Maria das Dores Braga Nunes, conhecida como Dolores Nunes, nasceu em Natividade (TO), então no estado de Goiás, no dia 4 de abril de 1941, filha de Ismael Pacini Costa e de Ana Braga Costa.

Formada em direito em 1979, pela Faculdade Anhangüera, em Goiânia, Dolores Nunes foi a primeira-dama do município de Gurupi, entre 1983 e 1988, na administração de seu marido, Jacinto Nunes da Silva. Secretária municipal do Desenvolvimento Social e primeira presidente da Fundação Educacional de Gurupi (FEG), entre 1987 e 1988 ocupou a Secretaria do Desenvolvimento Social de Goiás no governo de Henrique Santillo. Ainda em1988 filiou-se ao Partido do Movimento Democrático Brasileiro (PMDB), permanecendo neste partido até 1990, quando ingressou no Partido Social Trabalhista (PST).

Nas eleições de novembro de 1990, foi eleita por sua nova legenda deputada estadual por Tocantins, estado criado pela Constituição de 1988 através do desmembramento da porção norte do estado de Goiás.

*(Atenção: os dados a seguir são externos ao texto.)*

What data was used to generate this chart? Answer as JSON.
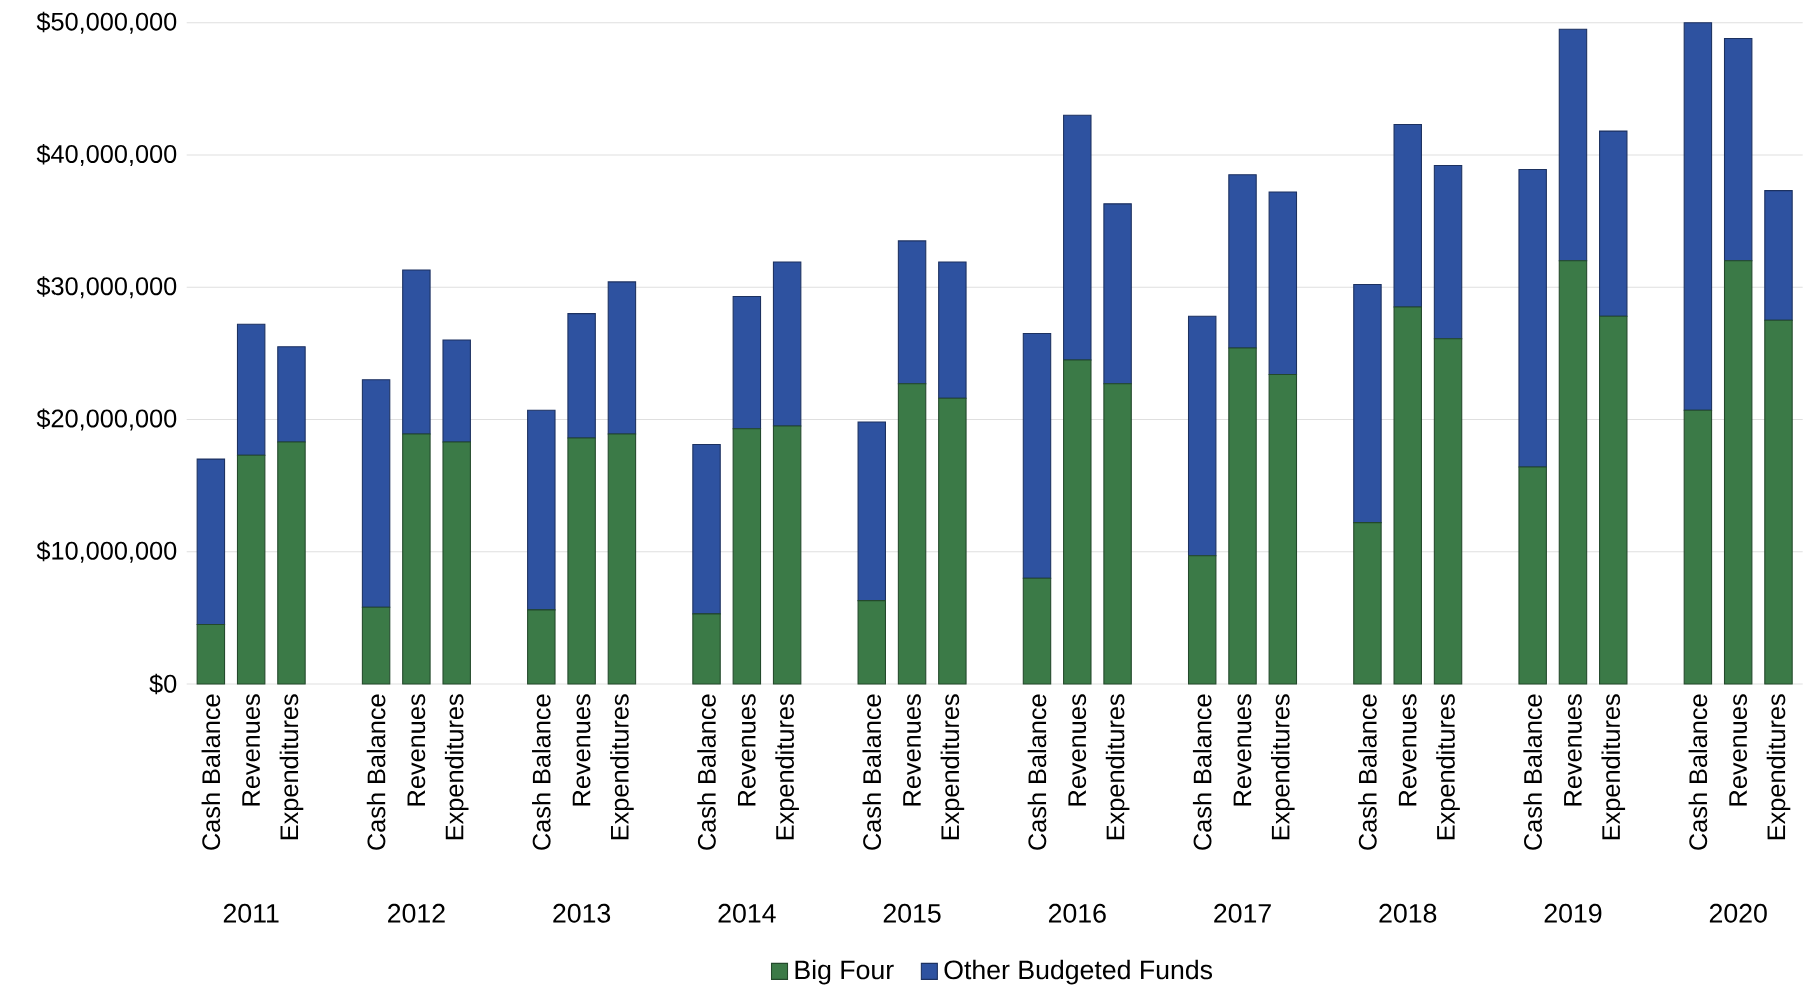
{
  "chart_data": {
    "type": "bar",
    "stacked": true,
    "categories": [
      "Cash Balance",
      "Revenues",
      "Expenditures",
      "Cash Balance",
      "Revenues",
      "Expenditures",
      "Cash Balance",
      "Revenues",
      "Expenditures",
      "Cash Balance",
      "Revenues",
      "Expenditures",
      "Cash Balance",
      "Revenues",
      "Expenditures",
      "Cash Balance",
      "Revenues",
      "Expenditures",
      "Cash Balance",
      "Revenues",
      "Expenditures",
      "Cash Balance",
      "Revenues",
      "Expenditures",
      "Cash Balance",
      "Revenues",
      "Expenditures",
      "Cash Balance",
      "Revenues",
      "Expenditures"
    ],
    "series": [
      {
        "name": "Big Four",
        "color": "#3b7a47",
        "values": [
          4500000,
          17300000,
          18300000,
          5800000,
          18900000,
          18300000,
          5600000,
          18600000,
          18900000,
          5300000,
          19300000,
          19500000,
          6300000,
          22700000,
          21600000,
          8000000,
          24500000,
          22700000,
          9700000,
          25400000,
          23400000,
          12200000,
          28500000,
          26100000,
          16400000,
          32000000,
          27800000,
          20700000,
          32000000,
          27500000
        ]
      },
      {
        "name": "Other Budgeted Funds",
        "color": "#2e52a0",
        "values": [
          12500000,
          9900000,
          7200000,
          17200000,
          12400000,
          7700000,
          15100000,
          9400000,
          11500000,
          12800000,
          10000000,
          12400000,
          13500000,
          10800000,
          10300000,
          18500000,
          18500000,
          13600000,
          18100000,
          13100000,
          13800000,
          18000000,
          13800000,
          13100000,
          22500000,
          17500000,
          14000000,
          29300000,
          16800000,
          9800000
        ]
      }
    ],
    "ylim": [
      0,
      50000000
    ],
    "yticks": [
      {
        "value": 0,
        "label": "$0"
      },
      {
        "value": 10000000,
        "label": "$10,000,000"
      },
      {
        "value": 20000000,
        "label": "$20,000,000"
      },
      {
        "value": 30000000,
        "label": "$30,000,000"
      },
      {
        "value": 40000000,
        "label": "$40,000,000"
      },
      {
        "value": 50000000,
        "label": "$50,000,000"
      }
    ],
    "grid": "y",
    "legend": "bottom",
    "annotations": [
      "2011",
      "2012",
      "2013",
      "2014",
      "2015",
      "2016",
      "2017",
      "2018",
      "2019",
      "2020"
    ]
  }
}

Empossada em fevereiro de 1991, foi membro da Comissão de Defesa do Consumidor.

Transferindo-se para o Partido Progressista (PP), foi segunda-secretária desta agremiação em Tocantins em 1993 e 1994. Em outubro deste último ano elegeu-se deputada federal pela legenda do PP, obtendo a maioria dos votos provenientes de sua base eleitoral no município de Gurupi e tornando-se a primeira mulher a representar Tocantins na Câmara Federal. Assumiu uma cadeira na Câmara dos Deputados em fevereiro de 1995, ingressando em agosto do mesmo ano no Partido Progressista Brasileiro (PPB), agremiação fundada nessa ocasião, resultado da fusão do PP com o Partido Progressista Reformador (PPR).

Nessa legislatura, integrou a Comissão de Viação e Transportes. Partidária do programa de reformas encaminhadas pelo governo de Fernando Henrique Cardoso, votou a favor do fim do monopólio dos governos estaduais na distribuição do gás canalizado, do fim do monopólio da Petrobras na exploração do petróleo, do fim das diferenciações legais entre empresas brasileiras e estrangeiras, da prorrogação do Fundo Social de Emergência e da abertura da navegação de cabotagem a embarcações estrangeiras. Votou contra o fim do monopólio estatal das telecomunicações. Em junho de 1996, votou a favor da criação da Contribuição Provisória sobre Movimentação Financeira (CPMF) — que substituiu o Imposto Provisório sobre Movimentação Financeira (IPMF) —, imposto de 0,2% sobre transações bancárias criado como fonte complementar de recursos para a saúde. No mesmo ano, integrou como titular a Comissão de Educação, Cultura e Desporto.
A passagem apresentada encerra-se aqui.